I want to show that there is a direction $\vec{n}$ for which the spin is $+1$, so $\langle\vec{n}\cdot \vec{\sigma}\rangle = 1$.
I started by calculating the expectation value of the general matrix $$A=\begin{pmatrix} 
a &b \\ 
 c&d 
\end{pmatrix}$$
So $\langle\psi|A|\psi\rangle = 1$ got me to the result $$A = \begin{pmatrix} 
1 &0 \\ 
 0&1 
\end{pmatrix}$$
After which I get kinda stuck. Is my result so far correct and how can I continue to get $\vec{n}$?
Edit: I got to that result by using $\alpha^2 + \beta^2 = 1$.
 A: Hopefully your homework deadline has expired, so I'm not doing your homework for you.

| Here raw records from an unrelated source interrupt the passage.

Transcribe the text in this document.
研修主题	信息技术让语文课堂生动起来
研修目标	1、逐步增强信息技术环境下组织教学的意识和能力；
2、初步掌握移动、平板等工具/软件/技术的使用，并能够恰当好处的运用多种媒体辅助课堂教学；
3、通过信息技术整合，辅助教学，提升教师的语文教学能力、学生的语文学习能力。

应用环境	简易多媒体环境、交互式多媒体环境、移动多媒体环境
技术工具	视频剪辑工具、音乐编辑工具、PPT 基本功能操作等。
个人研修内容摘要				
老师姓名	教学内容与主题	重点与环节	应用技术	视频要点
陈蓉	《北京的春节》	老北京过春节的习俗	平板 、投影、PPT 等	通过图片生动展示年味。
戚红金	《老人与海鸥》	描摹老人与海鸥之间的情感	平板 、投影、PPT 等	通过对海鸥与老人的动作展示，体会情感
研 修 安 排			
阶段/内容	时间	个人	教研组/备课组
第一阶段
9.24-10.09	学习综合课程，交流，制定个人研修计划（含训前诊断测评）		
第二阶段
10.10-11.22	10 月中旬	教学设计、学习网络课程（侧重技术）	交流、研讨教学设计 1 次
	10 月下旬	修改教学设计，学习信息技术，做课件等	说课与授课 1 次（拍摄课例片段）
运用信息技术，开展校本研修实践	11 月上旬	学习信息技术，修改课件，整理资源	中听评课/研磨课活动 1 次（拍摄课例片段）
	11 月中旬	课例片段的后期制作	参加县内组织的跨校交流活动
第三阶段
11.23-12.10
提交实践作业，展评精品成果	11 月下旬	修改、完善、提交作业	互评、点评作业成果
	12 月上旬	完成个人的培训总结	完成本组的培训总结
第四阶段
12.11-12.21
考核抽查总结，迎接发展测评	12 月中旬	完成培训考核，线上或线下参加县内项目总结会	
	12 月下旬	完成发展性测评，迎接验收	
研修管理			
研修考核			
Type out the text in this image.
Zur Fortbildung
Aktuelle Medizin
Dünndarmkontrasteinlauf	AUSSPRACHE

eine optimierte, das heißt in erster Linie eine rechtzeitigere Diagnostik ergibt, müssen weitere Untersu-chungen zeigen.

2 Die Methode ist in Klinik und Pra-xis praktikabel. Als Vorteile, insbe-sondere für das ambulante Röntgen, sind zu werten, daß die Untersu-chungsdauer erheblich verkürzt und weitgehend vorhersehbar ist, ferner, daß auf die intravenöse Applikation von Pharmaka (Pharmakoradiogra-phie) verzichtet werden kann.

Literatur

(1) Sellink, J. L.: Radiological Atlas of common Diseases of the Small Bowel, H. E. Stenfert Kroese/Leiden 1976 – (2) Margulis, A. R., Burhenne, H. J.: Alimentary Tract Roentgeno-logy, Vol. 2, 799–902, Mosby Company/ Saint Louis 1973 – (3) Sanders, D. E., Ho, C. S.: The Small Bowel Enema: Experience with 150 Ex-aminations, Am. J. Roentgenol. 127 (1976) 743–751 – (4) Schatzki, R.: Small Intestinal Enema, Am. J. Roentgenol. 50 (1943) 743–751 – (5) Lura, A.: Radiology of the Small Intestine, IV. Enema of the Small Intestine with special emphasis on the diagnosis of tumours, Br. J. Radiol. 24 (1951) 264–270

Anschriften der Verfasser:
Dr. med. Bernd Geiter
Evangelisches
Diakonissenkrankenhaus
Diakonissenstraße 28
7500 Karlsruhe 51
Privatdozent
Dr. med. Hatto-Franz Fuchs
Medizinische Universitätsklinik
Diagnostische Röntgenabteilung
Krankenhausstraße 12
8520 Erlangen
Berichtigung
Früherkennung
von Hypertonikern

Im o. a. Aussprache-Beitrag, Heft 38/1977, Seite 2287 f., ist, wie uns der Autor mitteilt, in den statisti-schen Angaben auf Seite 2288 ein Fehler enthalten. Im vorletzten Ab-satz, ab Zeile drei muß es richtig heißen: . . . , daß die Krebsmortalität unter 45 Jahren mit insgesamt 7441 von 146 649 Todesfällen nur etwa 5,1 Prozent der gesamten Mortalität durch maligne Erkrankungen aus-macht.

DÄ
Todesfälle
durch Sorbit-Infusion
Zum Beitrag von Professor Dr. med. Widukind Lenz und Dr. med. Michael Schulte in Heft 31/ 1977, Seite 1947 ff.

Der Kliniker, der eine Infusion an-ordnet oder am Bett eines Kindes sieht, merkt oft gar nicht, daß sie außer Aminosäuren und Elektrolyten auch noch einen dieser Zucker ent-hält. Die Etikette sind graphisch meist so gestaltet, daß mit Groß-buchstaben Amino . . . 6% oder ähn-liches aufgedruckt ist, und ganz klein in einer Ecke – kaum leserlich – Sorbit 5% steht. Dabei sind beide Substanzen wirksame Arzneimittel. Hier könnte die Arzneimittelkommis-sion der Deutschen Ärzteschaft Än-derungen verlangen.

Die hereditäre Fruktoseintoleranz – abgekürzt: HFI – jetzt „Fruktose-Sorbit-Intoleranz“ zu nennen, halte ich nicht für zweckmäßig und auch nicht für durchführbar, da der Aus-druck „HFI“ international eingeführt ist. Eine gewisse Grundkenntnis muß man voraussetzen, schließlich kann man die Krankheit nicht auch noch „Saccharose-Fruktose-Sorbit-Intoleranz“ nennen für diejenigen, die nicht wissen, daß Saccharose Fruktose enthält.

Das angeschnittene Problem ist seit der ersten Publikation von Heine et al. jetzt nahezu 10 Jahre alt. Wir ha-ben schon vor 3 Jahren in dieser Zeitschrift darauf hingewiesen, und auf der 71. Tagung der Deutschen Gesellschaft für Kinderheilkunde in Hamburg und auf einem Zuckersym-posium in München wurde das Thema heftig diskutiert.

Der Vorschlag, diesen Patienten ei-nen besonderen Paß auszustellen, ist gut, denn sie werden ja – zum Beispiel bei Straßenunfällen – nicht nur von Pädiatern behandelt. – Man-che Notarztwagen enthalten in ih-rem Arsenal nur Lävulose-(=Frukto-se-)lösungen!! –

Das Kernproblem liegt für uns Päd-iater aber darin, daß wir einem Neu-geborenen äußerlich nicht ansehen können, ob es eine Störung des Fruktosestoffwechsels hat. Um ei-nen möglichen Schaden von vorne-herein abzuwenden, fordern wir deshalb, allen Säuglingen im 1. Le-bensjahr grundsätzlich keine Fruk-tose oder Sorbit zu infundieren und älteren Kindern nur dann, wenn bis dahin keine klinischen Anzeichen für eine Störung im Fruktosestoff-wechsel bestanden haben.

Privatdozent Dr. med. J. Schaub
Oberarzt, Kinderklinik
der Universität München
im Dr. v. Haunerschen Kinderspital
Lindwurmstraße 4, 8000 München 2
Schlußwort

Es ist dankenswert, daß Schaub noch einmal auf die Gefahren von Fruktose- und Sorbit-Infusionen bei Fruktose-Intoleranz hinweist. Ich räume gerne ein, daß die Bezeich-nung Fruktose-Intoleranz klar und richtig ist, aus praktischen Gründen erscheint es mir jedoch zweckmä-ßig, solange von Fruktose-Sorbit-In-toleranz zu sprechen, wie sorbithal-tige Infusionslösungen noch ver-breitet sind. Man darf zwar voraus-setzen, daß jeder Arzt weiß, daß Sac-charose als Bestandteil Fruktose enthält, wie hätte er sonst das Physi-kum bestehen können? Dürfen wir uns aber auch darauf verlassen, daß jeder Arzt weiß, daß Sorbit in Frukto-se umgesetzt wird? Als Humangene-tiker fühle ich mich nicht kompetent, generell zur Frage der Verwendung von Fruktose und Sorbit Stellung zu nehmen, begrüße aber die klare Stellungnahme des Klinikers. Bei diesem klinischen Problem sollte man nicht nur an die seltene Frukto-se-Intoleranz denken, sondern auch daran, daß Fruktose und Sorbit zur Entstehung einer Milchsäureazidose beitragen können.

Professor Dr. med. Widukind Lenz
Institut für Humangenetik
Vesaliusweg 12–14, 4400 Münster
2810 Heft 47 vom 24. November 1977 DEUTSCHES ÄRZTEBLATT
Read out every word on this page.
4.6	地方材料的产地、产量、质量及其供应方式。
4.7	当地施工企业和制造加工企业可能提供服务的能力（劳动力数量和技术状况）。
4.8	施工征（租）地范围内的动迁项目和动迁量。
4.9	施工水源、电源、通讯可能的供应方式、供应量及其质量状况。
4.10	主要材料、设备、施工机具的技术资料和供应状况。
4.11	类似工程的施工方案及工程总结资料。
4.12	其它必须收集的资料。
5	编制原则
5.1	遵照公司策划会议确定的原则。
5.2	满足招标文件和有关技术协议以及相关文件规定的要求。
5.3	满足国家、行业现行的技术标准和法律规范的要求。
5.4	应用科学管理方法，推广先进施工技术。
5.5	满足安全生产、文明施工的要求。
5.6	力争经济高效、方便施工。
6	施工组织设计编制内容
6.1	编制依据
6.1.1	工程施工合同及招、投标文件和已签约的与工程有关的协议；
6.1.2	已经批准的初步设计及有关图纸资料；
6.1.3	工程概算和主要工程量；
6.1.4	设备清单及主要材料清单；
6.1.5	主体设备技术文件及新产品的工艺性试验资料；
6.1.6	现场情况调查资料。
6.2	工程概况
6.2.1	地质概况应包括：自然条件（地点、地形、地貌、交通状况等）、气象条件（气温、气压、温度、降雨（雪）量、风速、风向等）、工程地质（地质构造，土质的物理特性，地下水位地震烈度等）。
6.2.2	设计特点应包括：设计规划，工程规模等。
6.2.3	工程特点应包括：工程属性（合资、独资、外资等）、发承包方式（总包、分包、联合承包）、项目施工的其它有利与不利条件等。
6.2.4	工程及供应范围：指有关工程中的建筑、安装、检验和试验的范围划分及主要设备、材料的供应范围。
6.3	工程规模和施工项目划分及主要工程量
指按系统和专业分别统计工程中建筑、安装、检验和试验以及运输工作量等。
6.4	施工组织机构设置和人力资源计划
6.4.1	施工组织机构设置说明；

Recall that "direction" is a unit vector, so, in spherical coordinates,
$\hat n= (\sin \theta \cos\phi, \sin\theta\sin\phi,\cos\theta)^T$. Consequently,
$$
\hat n\cdot \vec \sigma= \begin{pmatrix} \cos\theta & e^{-i\phi}~ \sin\theta \\  e^{i\phi}~ \sin\theta & -\cos\theta\end{pmatrix} ~,
$$
with the celebrated eigenvector of eigenvalue 1,
$$
| \psi_+\rangle =  \begin{pmatrix} 1+\cos\theta   \\  e^{i\phi}~ \sin\theta  \end{pmatrix} {1\over \sqrt{2(1+\cos\theta)}}~,
$$
up to an over-all irrelevant phase.
Your given vector then, (recalling $|\alpha|^2+|\beta|^2=1$), must be this eigenvector above, up to an over-all   phase Φ which cancels with its conjugate in the expectation value; and so is tuned to make the upper component real by cancelling the phase of α,
$$ e^{i\Phi}\begin{pmatrix}  \alpha \\  \beta\end{pmatrix}  = 
 \begin{pmatrix} 1+\cos\theta   \\  e^{i\phi}~ \sin\theta  \end{pmatrix} {1\over \sqrt{2(1+\cos\theta)}}~~.
$$
Thus,
$$
\cos\theta= 2 e^{2i\Phi} ~ \alpha^2-1, \qquad e^{i\phi}= \frac{  \beta }  {\sqrt{ e^{-2i\Phi} -\alpha^2}}~~.
$$
For example, if α were already real, then Φ=0, and
$$
\cos\theta= 2   \alpha^2-1, \qquad e^{i\phi}= \frac{  \beta}{\sqrt{1-\alpha^2}}
 ~~.
$$
Of course, for $\phi=0$, you need $\beta=\sqrt{1-\alpha^2}$, and $\cos\theta = \alpha^2-\beta^2$.